Initiative française pour la relance du PPPO – déclarations de Jean-Marc Ayrault (7 décembre 2016)

A l’occasion de la conférence de presse conjointe qu’il a faite à Paris avec son homologue espagnol, M. Alfonso Dastis, le ministre français des Affaires étrangères et du Développement international Jean-Marc Ayrault a répondu aux questions suivantes :

Q - Le président Hollande a l’intention d’inviter Benyamin Netanyahou et Mahmoud Abbas en marge de la conférence de paix qui devrait se tenir avant Noël à Paris. Vu le contexte actuel d’une transition américaine, et avec la colonisation israélienne qui continue, cette réunion peut-elle vraiment aboutir à quelque chose et est-elle vraiment réaliste ?

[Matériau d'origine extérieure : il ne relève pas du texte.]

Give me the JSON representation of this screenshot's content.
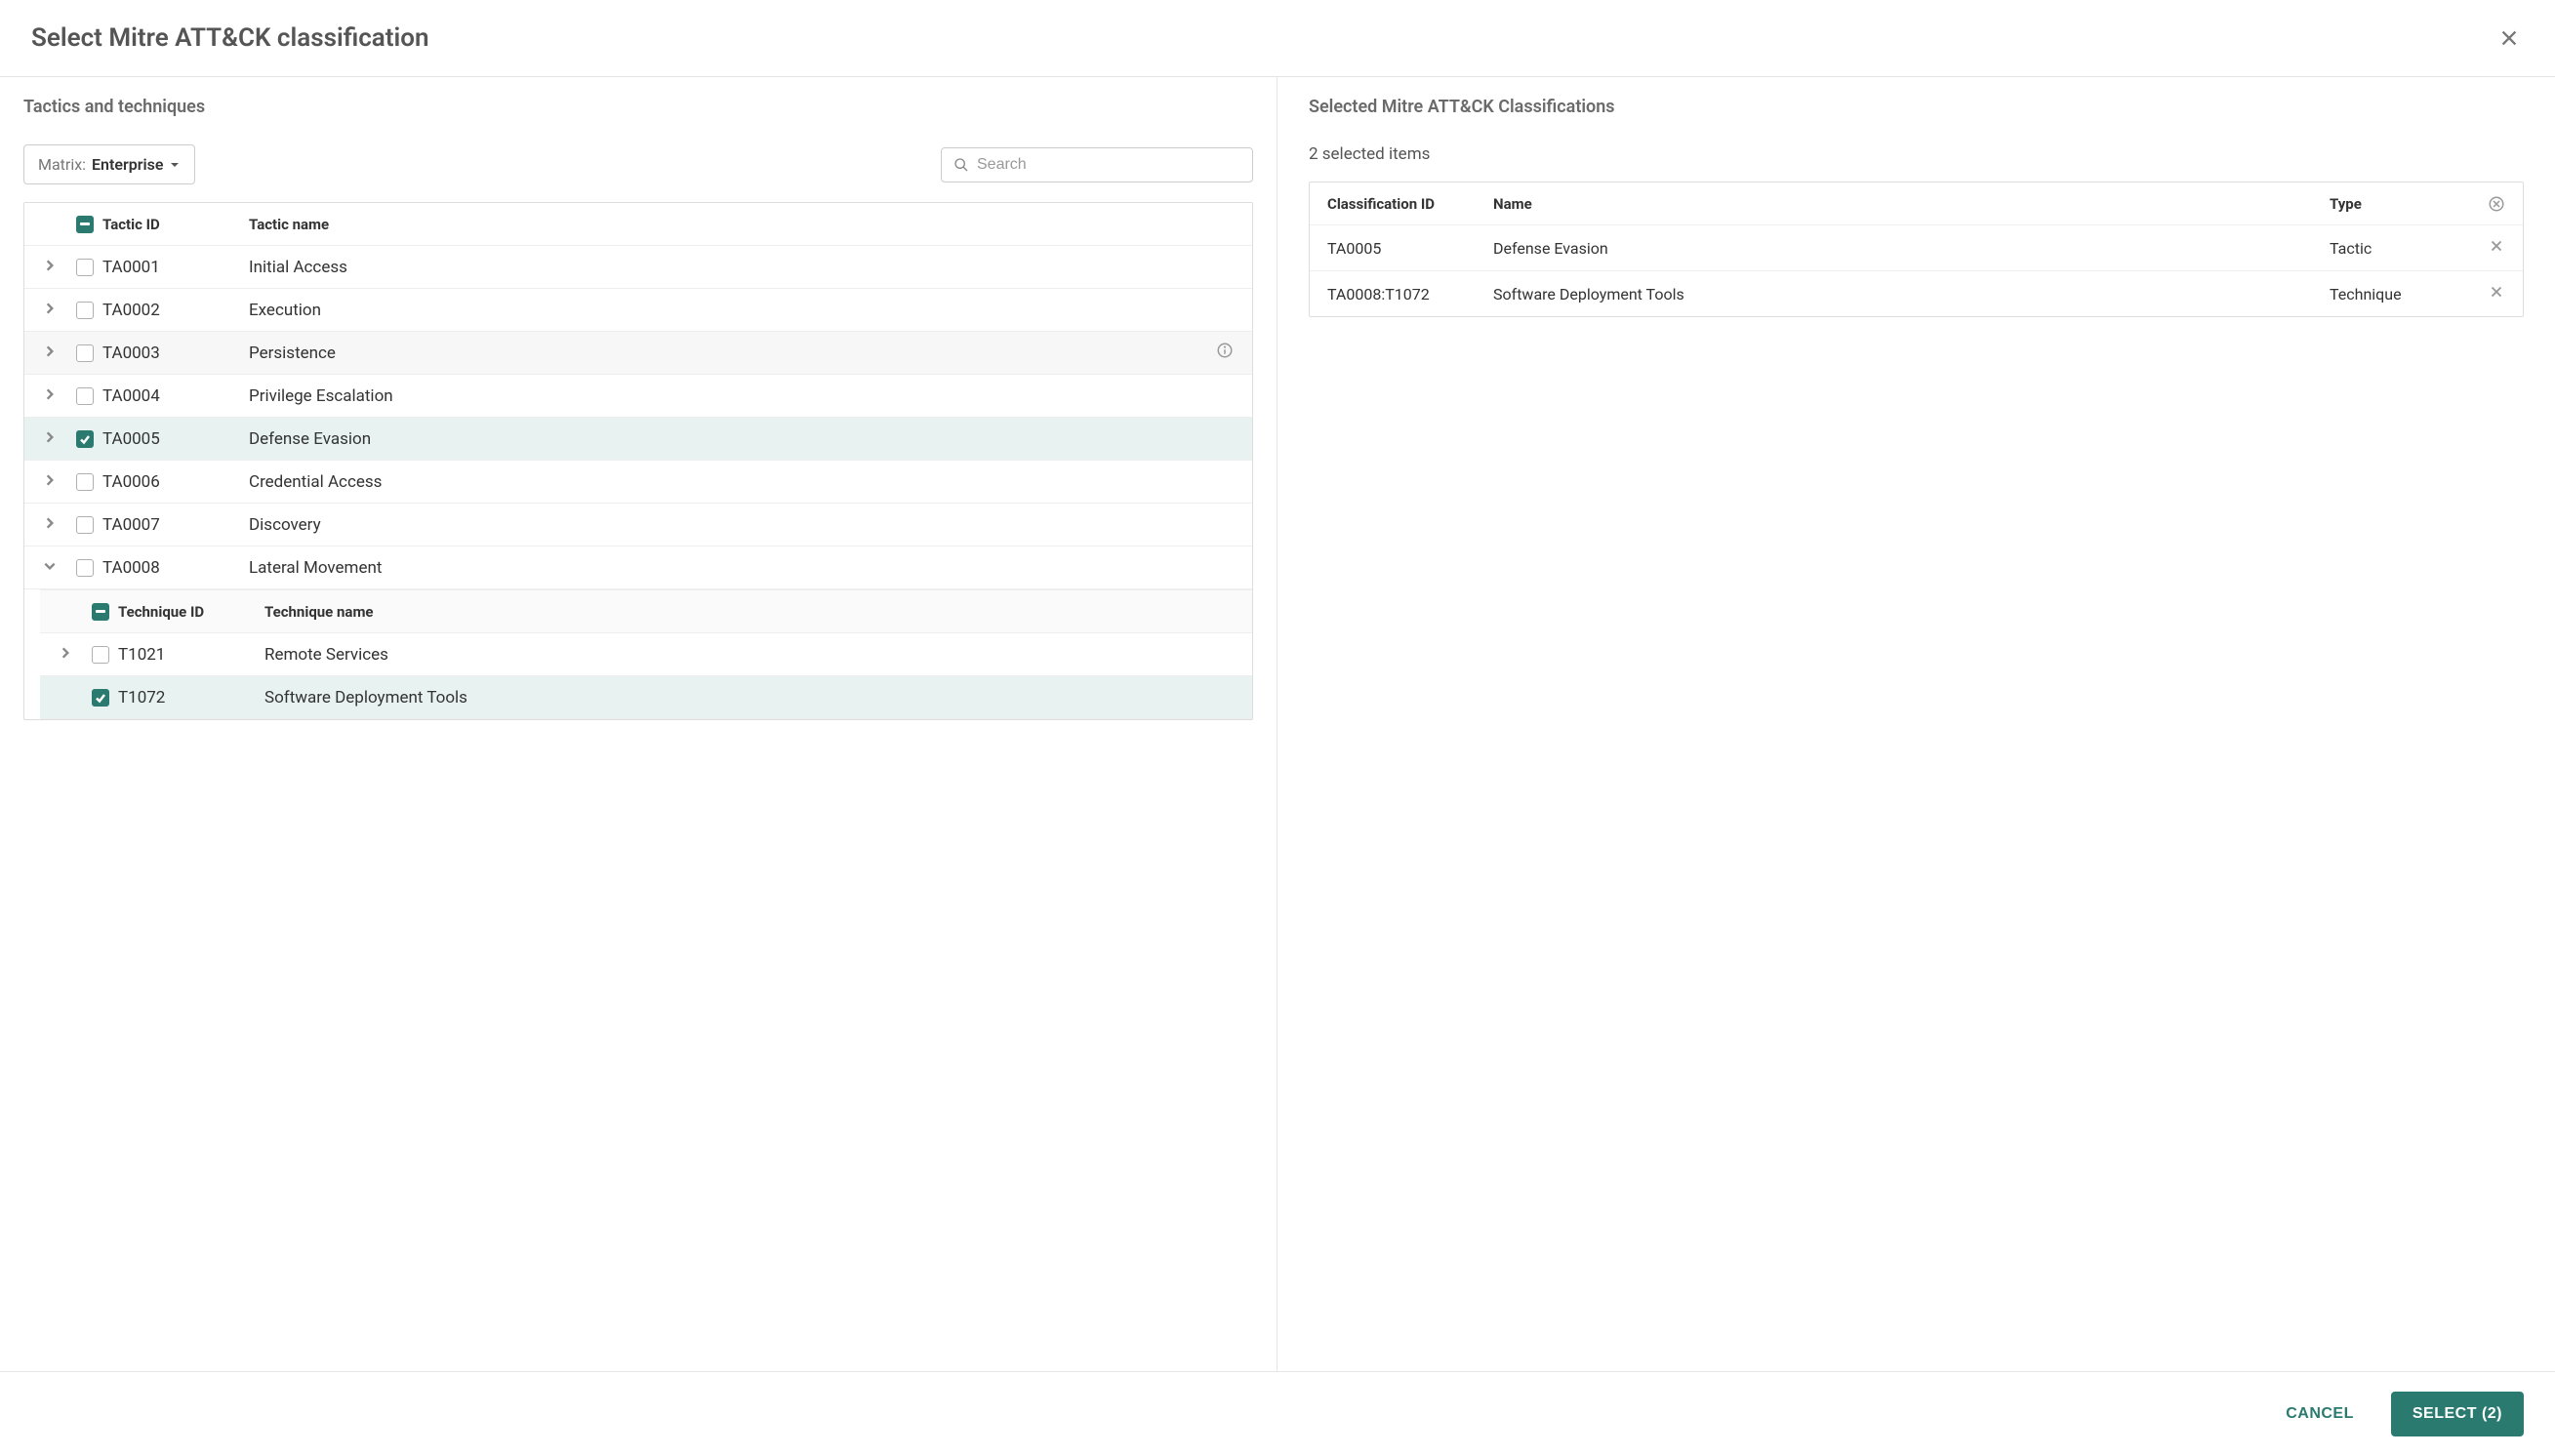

R - Vous venez de donner vous-mêmes les raisons pour lesquelles c’était nécessaire, puisque vous avez évoqué la poursuite de la colonisation, avec un projet de loi qui la pérennise en dépit du droit international. Au-delà de cela, c’est la perspective de deux États qu’il faut sans cesse réaffirmer. Nous en avons parlé avec mon collègue espagnol et nous partageons la même vision. Il faut à nouveau créer les conditions des deux États et nous ne pouvons pas oublier cette perspective. Ce serait une grave faute politique vis-à-vis du peuple palestinien, mais aussi une grave faute politique par rapport à la sécurité dans cette région du Proche-Orient. La France est donc toujours déterminée à mettre en œuvre son initiative d’une conférence. Nous sommes actuellement dans un travail intense d’échanges avec nos partenaires pour créer les conditions de son organisation. Je ne donnerai pas de dates mais le plus tôt sera le mieux. Ce que nous souhaitons, c’est faire œuvre utile et refuser la fatalité et la résignation auxquelles certains sont trop facilement tentés de céder.

Q - Confirmez-vous qu’il est prévu de faire se rencontrer MM. Abbas Et Netanyahou à Paris en marge de cette conférence ?

R - C’est notre objectif, mais cela nécessite une préparation et un travail de conviction. Nous sommes en train d’y travailler, je vous le confirme. Le président de la République y prendra lui-même sa part pour faire en sorte que la grande cause à laquelle nous croyons - la cause de la paix et de la réconciliation entre Israéliens et Palestiniens - ne soit pas abandonnée, je le redis. Mais nous ne sommes pas seuls. En son temps d’ailleurs, l’Espagne avait elle-même pris des initiatives pour une conférence à Madrid qui furent très utile. Cela fait aussi partie des éléments constitutifs du travail que nous faisons. J’ai, en ce moment, énormément de contacts et d’échanges avec la plupart de mes partenaires, ceux qui étaient déjà venus le 3 juin dernier, mais d’autres encore qui sont intéressés par notre démarche.

(…)

Q - La France ne fait-elle pas cavalier seul sans l’Union européenne pour aborder ce sujet ?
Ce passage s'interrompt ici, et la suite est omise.